Board of Education member Christine Mansfield is looking to become a new presence on the council. Mansfield owns Discovery Training Services, a technology consulting firm. It’s her business experience, Mansfield said, that she hopes to utilize on the council to create partnerships.
“I’m partnership driven,” she said.
Mansfield would look to work with elected officials across the aisle to better the town. Her ideology is to sustain, preserve and grow. Mansfield said her goal is to sustain existing services, preserve community safety and education, and grow certain aspects of the town, such as technology.
The Democratic slate includes Debi Reynolds, who is making her second run for council. She ran unsuccessfully in 2011. Reynolds, a business analyst at The Hartford, said town employees need to have increased accountability. The town must also plan for future development, she said
In search of a second term on the council is Republican Tom Laffin, who seeks election because he wants to “keep being there for the town.”
The former Board of Education member works as a caseload manager at Bachand & Bachand, a law firm. Laffin said the town has done a good job governing in recent years, but “it can always be better, and I feel like I want to be there to help make it better.”
Craig Fishbein, another Republican, seeks his third term on the council. Professionally, Fishbein is an attorney at Fishbein Law Firm, which is located across the street from Town Hall. Politically, his platform is smaller government, lower taxes and less government interference in the affairs of citizens.
Also seeking a third term is Republican Vinny Cervoni. Cervoni is an attorney and owns his own practice, Cervoni Law Office, located downtown. His platform is downtown revitalization, improved technology and keeping tax increases minimal.
Newcomers to the Democratic slate this election are Dana Camp and Larry Russo, Jr. Camp owns an information technology consulting firm on Center Street titled BITS. Camp’s platform includes increased planning for future development, increased accountability for town employees, and looking for new opportunities to increase efficiency. Russo is also a business owner and runs 9 Yards Property Care.

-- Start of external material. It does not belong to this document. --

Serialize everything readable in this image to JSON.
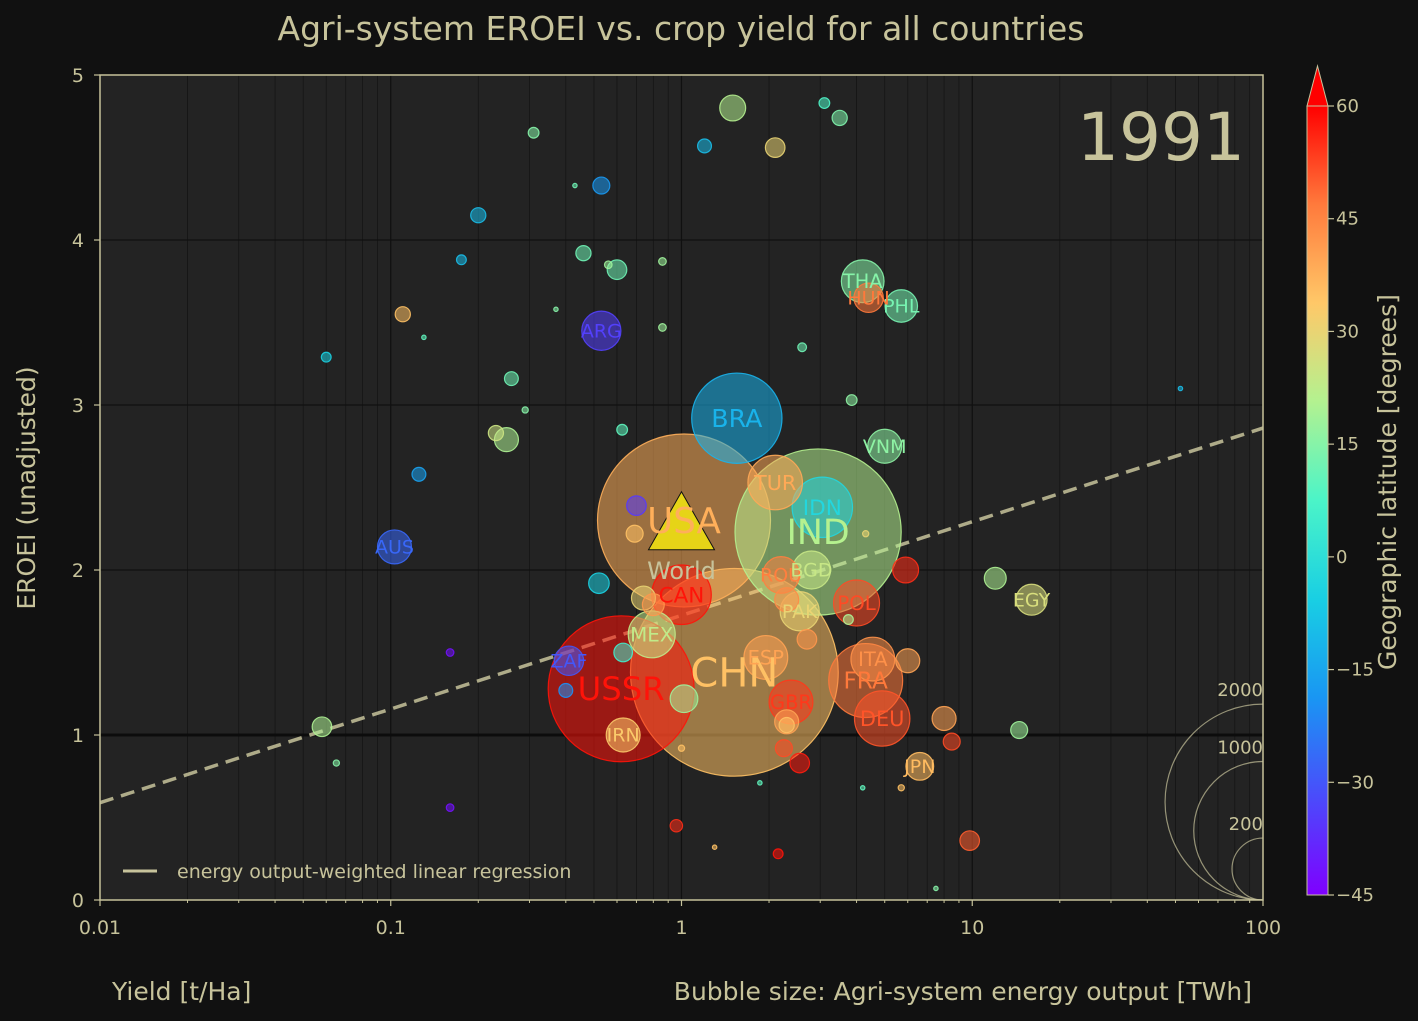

The former president of the Wallingford Little League, Russo is running to give back to the town he grew up in. He said he would be a steward for good finances, education, public safety and elderly care.
Republican John LeTourneau, who owns Wallingford Lamp and Shade, seeks a fourth term. LeTourneau is concerned about economic development and the town’s readiness for the new train station slated for construction in 2016.
“I’m running again because I feel I have unfinished work, and it’s no different now than when I ran in 2007,” he said. “It’s making the commitment to the people of Wallingford to bring them the best possible government that I can.”